Most of the devices those red plots corresponds to within die adaptive body biasing and
yellow plots correspond to those I mean a single body bias for a for the entire die. So,
this shows, how the adaptive body biasing can be used to reduce the to improve the
yield?
(Refer Slide Time: 53:06)
So, this shows the impact of adaptive body biasing on die to die within die and within on
within die variations. To a starting with V t lower than the three target voltage adaptive
body bias can be used to match the main V t to all the die samples. So, what you can do?
You can start with a die with smaller; that means you will fabricate in such a way that,
the threshold voltage will be smaller than the original. Then you will be using adaptive
body biasing to have the target threshold voltage for all the dies.
So, this is how this die you are using as body bias tube so, that it reaches the target
threshold voltage for this die; obviously, different body bias has to be used and so on. So,
this is how you can do it with adaptive body biasing to match the target threshold voltage
from die to die. And here you can see the for a within die variations a can also be can
also use within or within die variations can be reduced by adapt by applying different
body biases.
(Refer Slide Time: 54:19)
And in addition to that you can use adaptive supply voltage also, you can reduce the
impact of these variations; that means, the slower dies will be used in (()) higher
threshold voltage higher supply voltage.
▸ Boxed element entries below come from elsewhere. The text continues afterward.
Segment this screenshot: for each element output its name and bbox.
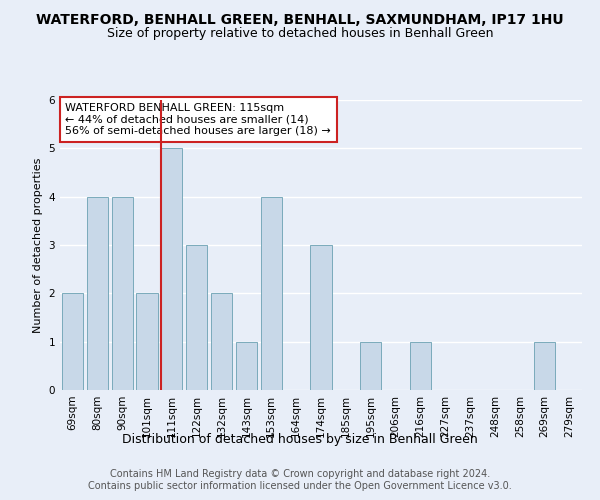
Y-axis label: Number of detached properties: Number of detached properties (33, 158, 43, 332)
Bar (236, 342, 257, 390)
Bar (211, 294, 232, 390)
Text: Distribution of detached houses by size in Benhall Green: Distribution of detached houses by size … (122, 432, 478, 446)
Text: WATERFORD, BENHALL GREEN, BENHALL, SAXMUNDHAM, IP17 1HU: WATERFORD, BENHALL GREEN, BENHALL, SAXMU… (36, 12, 564, 26)
Text: Contains public sector information licensed under the Open Government Licence v3: Contains public sector information licen… (88, 481, 512, 491)
Bar (261, 196, 282, 390)
Bar (310, 245, 332, 390)
Text: Contains HM Land Registry data © Crown copyright and database right 2024.: Contains HM Land Registry data © Crown c… (110, 469, 490, 479)
Bar (62, 294, 83, 390)
Bar (534, 342, 555, 390)
Bar (410, 342, 431, 390)
Bar (112, 196, 133, 390)
Bar (136, 294, 158, 390)
Text: Size of property relative to detached houses in Benhall Green: Size of property relative to detached ho… (107, 28, 493, 40)
Bar (161, 148, 182, 390)
Bar (186, 245, 207, 390)
Bar (360, 342, 381, 390)
Text: WATERFORD BENHALL GREEN: 115sqm
← 44% of detached houses are smaller (14)
56% of: WATERFORD BENHALL GREEN: 115sqm ← 44% of… (65, 103, 331, 136)
Bar (87, 196, 108, 390)
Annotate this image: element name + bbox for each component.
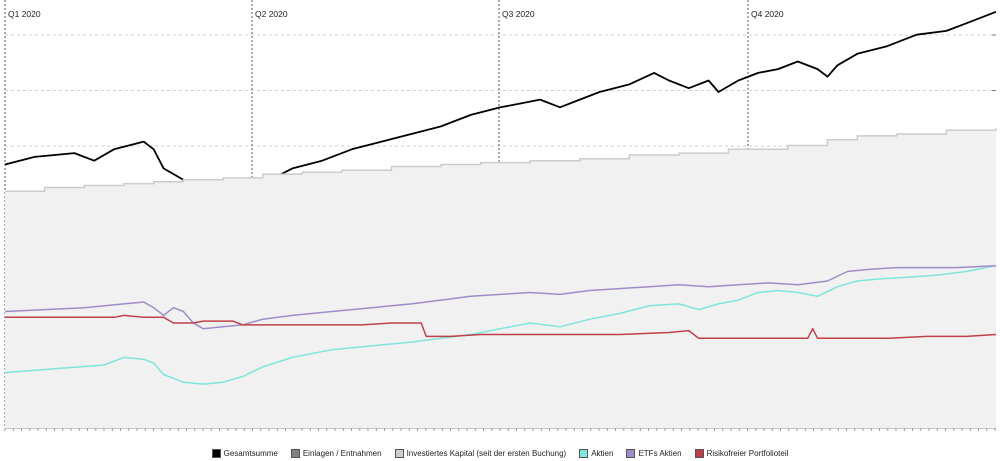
legend-swatch: [694, 448, 704, 458]
legend-label: Gesamtsumme: [223, 448, 278, 458]
series-6-line: [5, 314, 997, 340]
legend-swatch: [394, 448, 404, 458]
legend-item[interactable]: Einlagen / Entnahmen: [290, 448, 382, 458]
legend-label: Investiertes Kapital (seit der ersten Bu…: [406, 448, 567, 458]
legend-item[interactable]: ETFs Aktien: [626, 448, 682, 458]
series-3-area: [5, 128, 996, 429]
portfolio-chart: Q1 2020 Q2 2020 Q3 2020 Q4 2020: [4, 0, 997, 431]
quarter-label: Q4 2020: [751, 9, 784, 19]
legend-item[interactable]: Risikofreier Portfolioteil: [694, 448, 789, 458]
legend-item[interactable]: Aktien: [579, 448, 614, 458]
series-4-line: [4, 264, 997, 385]
series-3-line: [4, 128, 997, 193]
legend-item[interactable]: Gesamtsumme: [211, 448, 278, 458]
series-1-line: [4, 10, 997, 216]
legend-swatch: [579, 448, 589, 458]
quarter-label: Q2 2020: [255, 9, 288, 19]
legend-label: Aktien: [591, 448, 614, 458]
legend-label: Einlagen / Entnahmen: [302, 448, 382, 458]
quarter-label: Q1 2020: [8, 9, 41, 19]
legend-label: Risikofreier Portfolioteil: [706, 448, 789, 458]
legend-swatch: [211, 448, 221, 458]
legend-swatch: [626, 448, 636, 458]
quarter-label: Q3 2020: [502, 9, 535, 19]
legend-item[interactable]: Investiertes Kapital (seit der ersten Bu…: [394, 448, 567, 458]
legend-label: ETFs Aktien: [638, 448, 682, 458]
chart-legend: Gesamtsumme Einlagen / Entnahmen Investier…: [0, 446, 1000, 460]
legend-swatch: [290, 448, 300, 458]
series-5-line: [4, 264, 997, 330]
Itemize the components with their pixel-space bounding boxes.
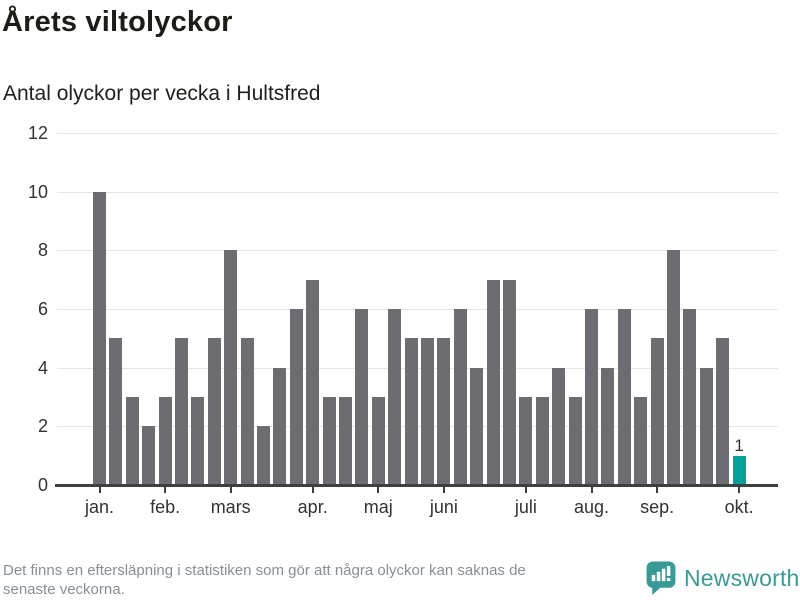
bar-week-4: [142, 426, 156, 485]
highlight-value-label: 1: [734, 435, 744, 455]
newsworthy-logo-text: Newsworthy: [684, 564, 800, 591]
bar-week-21: [421, 338, 434, 485]
x-axis-label-juni: juni: [429, 497, 458, 517]
y-axis-label-2: 2: [37, 416, 48, 437]
x-axis-label-feb: feb.: [150, 497, 181, 517]
bar-week-40: [732, 455, 746, 485]
bar-week-23: [453, 308, 467, 485]
bar-week-9: [224, 250, 238, 485]
x-axis-label-jan: jan.: [84, 497, 115, 517]
bar-week-12: [273, 367, 287, 485]
bar-week-6: [175, 338, 188, 485]
bar-week-26: [503, 279, 516, 485]
bar-week-17: [355, 308, 369, 485]
bar-week-7: [191, 396, 205, 485]
chart-subtitle: Antal olyckor per vecka i Hultsfred: [3, 82, 321, 105]
y-axis-label-8: 8: [37, 240, 48, 261]
bar-week-15: [322, 396, 336, 485]
y-axis-label-10: 10: [27, 181, 48, 202]
x-tick-feb: [164, 487, 167, 493]
bar-week-1: [93, 191, 106, 485]
y-axis-label-4: 4: [37, 357, 48, 378]
bar-week-22: [437, 338, 451, 485]
bar-week-2: [109, 338, 123, 485]
bar-week-28: [535, 396, 549, 485]
bar-week-34: [634, 396, 648, 485]
bar-week-37: [683, 308, 697, 485]
bar-week-5: [158, 396, 172, 485]
bar-week-16: [339, 396, 352, 485]
gridline-y8: [57, 250, 778, 252]
newsworthy-logo: Newsworthy: [646, 561, 800, 595]
x-axis-label-apr: apr.: [297, 497, 328, 517]
bar-week-39: [716, 338, 730, 485]
bar-week-18: [371, 396, 385, 485]
x-tick-sep: [656, 487, 659, 493]
y-axis-label-12: 12: [27, 122, 48, 143]
x-axis-label-maj: maj: [363, 497, 393, 517]
x-axis-label-okt: okt.: [724, 497, 754, 517]
chart-title: Årets viltolyckor: [2, 6, 233, 38]
bar-week-19: [388, 308, 402, 485]
x-tick-apr: [311, 487, 314, 493]
x-tick-okt: [738, 487, 741, 493]
bar-week-31: [585, 308, 598, 485]
bar-week-20: [404, 338, 418, 485]
bar-week-30: [568, 396, 582, 485]
y-axis-label-0: 0: [37, 475, 48, 495]
footnote-line-1: Det finns en eftersläpning i statistiken…: [3, 562, 526, 579]
gridline-y10: [57, 191, 778, 193]
bar-week-14: [306, 279, 320, 485]
gridline-y12: [57, 132, 778, 134]
y-axis-label-6: 6: [37, 298, 48, 319]
x-tick-mars: [229, 487, 232, 493]
gridline-y6: [57, 308, 778, 310]
bar-week-25: [486, 279, 500, 485]
bar-week-27: [519, 396, 533, 485]
bar-week-3: [125, 396, 139, 485]
x-axis-label-aug: aug.: [573, 497, 610, 517]
footnote-line-2: senaste veckorna.: [3, 581, 125, 598]
bar-week-36: [667, 250, 680, 485]
bar-week-24: [470, 367, 484, 485]
bar-week-11: [257, 426, 270, 485]
x-tick-juli: [524, 487, 527, 493]
x-tick-aug: [590, 487, 593, 493]
newsworthy-logo-icon: [646, 561, 676, 595]
x-axis-label-sep: sep.: [640, 497, 675, 517]
bar-week-8: [207, 338, 221, 485]
chart-footnote: Det finns en eftersläpning i statistiken…: [3, 561, 526, 599]
bar-week-33: [617, 308, 631, 485]
bar-week-13: [289, 308, 303, 485]
bar-week-10: [240, 338, 254, 485]
bar-week-29: [552, 367, 566, 485]
x-tick-juni: [442, 487, 445, 493]
x-axis-label-mars: mars: [210, 497, 251, 517]
x-tick-maj: [377, 487, 380, 493]
x-axis-line: [55, 484, 778, 487]
bar-week-38: [699, 367, 713, 485]
x-axis-label-juli: juli: [514, 497, 537, 517]
bar-week-32: [601, 367, 615, 485]
x-tick-jan: [98, 487, 101, 493]
bar-week-35: [650, 338, 664, 485]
And faster dies will be using smaller supply
voltage and that is how? You can see by using adaptive supply voltage how the
frequency of operation is improved; that means, most of the chips are now close to that
frequency bean one. So, instead of the original distributions the distribution is improving
by using adaptive supply voltage. And here you can use you can combine adaptive
supply voltage and adaptive body biasing can be done, you can see by using combined
adaptive supply voltage and adaptive body biasing. Most of the device will be will be
operating in the normal range; that means, slower devices are not existing.
(Refer Slide Time: 55:25)
And this is the somewhat similar thing, which has been proposed in this paper by the
group of by the Dennis Sylvester group. So, they I have used three phases for each gate
compute probability distribution functions of it is post silicon tuned body biased voltage.
Then phase two performs statistically aware clustering of the gates using these
probability distribution functions. Then in phase three perform post silicon tuning of the
adaptive body bias class test and by that you can see you can have very good timing
result compared to Dual vth based design.